Raynaud entered the École Nationale des Chartes in 1870. In 1875, he graduated as archivist-paleographer. The subject of his thesis was the study of the Picard dialect in Ponthieu in the thirteenth and fourteenth centuries. This work was favorably viewed by his advisors Natalis de Wailly and Paul Meyer, evaluating it as an excellent analysis of phonetic phenomena and grammatical rules. Published the following year in the Bibliothèque de l'École des Chartes, the study on the dialect of Ponthieu earned Raynaud the fourth mention in the Antiquities of France competition at the Académie des inscriptions et belles-lettres. The same year saw the related works of Léon Clédat's on Bertran de Born and of Jacques Normand on a chanson de geste, Aiol and Mirabel. Normand joined forces with Raynaud and Clédat for the overhaul of his thesis in Aoil: chanson de geste. He also collaborated with Gaston Paris on the work Mystère de la passion d'Arnould Gréban, concerning the works of organist Arnoul Gréban.

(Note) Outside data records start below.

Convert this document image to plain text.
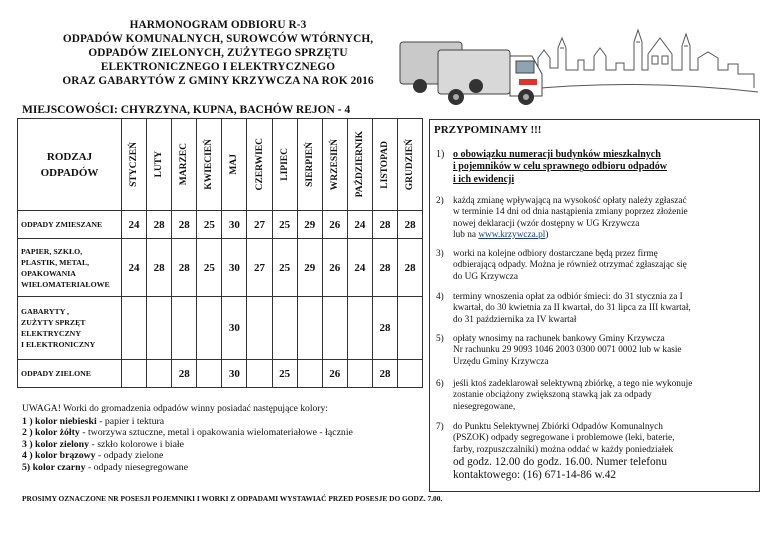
HARMONOGRAM ODBIORU R-3
ODPADÓW KOMUNALNYCH, SUROWCÓW WTÓRNYCH,
ODPADÓW ZIELONYCH, ZUŻYTEGO SPRZĘTU
ELEKTRONICZNEGO I ELEKTRYCZNEGO
ORAZ GABARYTÓW Z GMINY KRZYWCZA NA ROK 2016
MIEJSCOWOŚCI: CHYRZYNA, KUPNA, BACHÓW REJON - 4
RODZAJ
ODPADÓW	STYCZEŃ	LUTY	MARZEC	KWIECIEŃ	MAJ	CZERWIEC	LIPIEC	SIERPIEŃ	WRZESIEŃ	PAŹDZIERNIK	LISTOPAD	GRUDZIEŃ

ODPADY ZMIESZANE	24	28	28	25	30	27	25	29	26	24	28	28

PAPIER, SZKŁO,
PLASTIK, METAL,
OPAKOWANIA
WIELOMATERIAŁOWE	24	28	28	25	30	27	25	29	26	24	28	28

GABARYTY ,
ZUŻYTY SPRZĘT
ELEKTRYCZNY
I ELEKTRONICZNY					30						28	

ODPADY ZIELONE			28		30		25		26		28	
UWAGA! Worki do gromadzenia odpadów winny posiadać następujące kolory:
1 ) kolor niebieski - papier i tektura
2 ) kolor żółty - tworzywa sztuczne, metal i opakowania wielomateriałowe - łącznie
3 ) kolor zielony - szkło kolorowe i białe
4 ) kolor brązowy - odpady zielone
5) kolor czarny - odpady niesegregowane
PROSIMY OZNACZONE NR POSESJI POJEMNIKI I WORKI Z ODPADAMI WYSTAWIAĆ PRZED POSESJE DO GODZ. 7.00.
PRZYPOMINAMY !!!
1) o obowiązku numeracji budynków mieszkalnych
i pojemników w celu sprawnego odbioru odpadów
i ich ewidencji
2) każdą zmianę wpływającą na wysokość opłaty należy zgłaszać
w terminie 14 dni od dnia nastąpienia zmiany poprzez złożenie
nowej deklaracji (wzór dostępny w UG Krzywcza
lub na www.krzywcza.pl)
3) worki na kolejne odbiory dostarczane będą przez firmę
odbierającą odpady. Można je również otrzymać zgłaszając się
do UG Krzywcza
4) terminy wnoszenia opłat za odbiór śmieci: do 31 stycznia za I
kwartał, do 30 kwietnia za II kwartał, do 31 lipca za III kwartał,
do 31 października za IV kwartał
5) opłaty wnosimy na rachunek bankowy Gminy Krzywcza
Nr rachunku 29 9093 1046 2003 0300 0071 0002 lub w kasie
Urzędu Gminy Krzywcza
6) jeśli ktoś zadeklarował selektywną zbiórkę, a tego nie wykonuje
zostanie obciążony zwiększoną stawką jak za odpady
niesegregowane,
7) do Punktu Selektywnej Zbiórki Odpadów Komunalnych
(PSZOK) odpady segregowane i problemowe (leki, baterie,
farby, rozpuszczalniki) można oddać w każdy poniedziałek
od godz. 12.00 do godz. 16.00. Numer telefonu
kontaktowego: (16) 671-14-86 w.42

In 1876, Raynaud joined the department of manuscripts at the Bibliothèque nationale, remaining for nearly fourteen years. In 1889, he left the library to devote himself more freely to his favorite works. These included being administrator and the editor of the considerable work of the fourteenth century poet Eustache Deschamps. In 1882, he collaborated with Henri-Victor Michelant on the Itinéraires à Jérusalem et descriptions de la Terre Sainte, rédigés en français aux XIe, XIIe XIIIe siècles; in 1887, Les Gestes des Chiprois, a collection of French chronicles written in the East in the thirteenth and fourteenth centuries, the work of Gérard de Montréal and Philippe de Navarre.

Publications

Selected publications of Gaston Raynaud include the following.Étude sur le dialecte picard dans le Ponthieu, d'après les chartes des xiii et xiv siècles . Paris, 123 pages. Published in Bibliothèque de l'École des Chartes.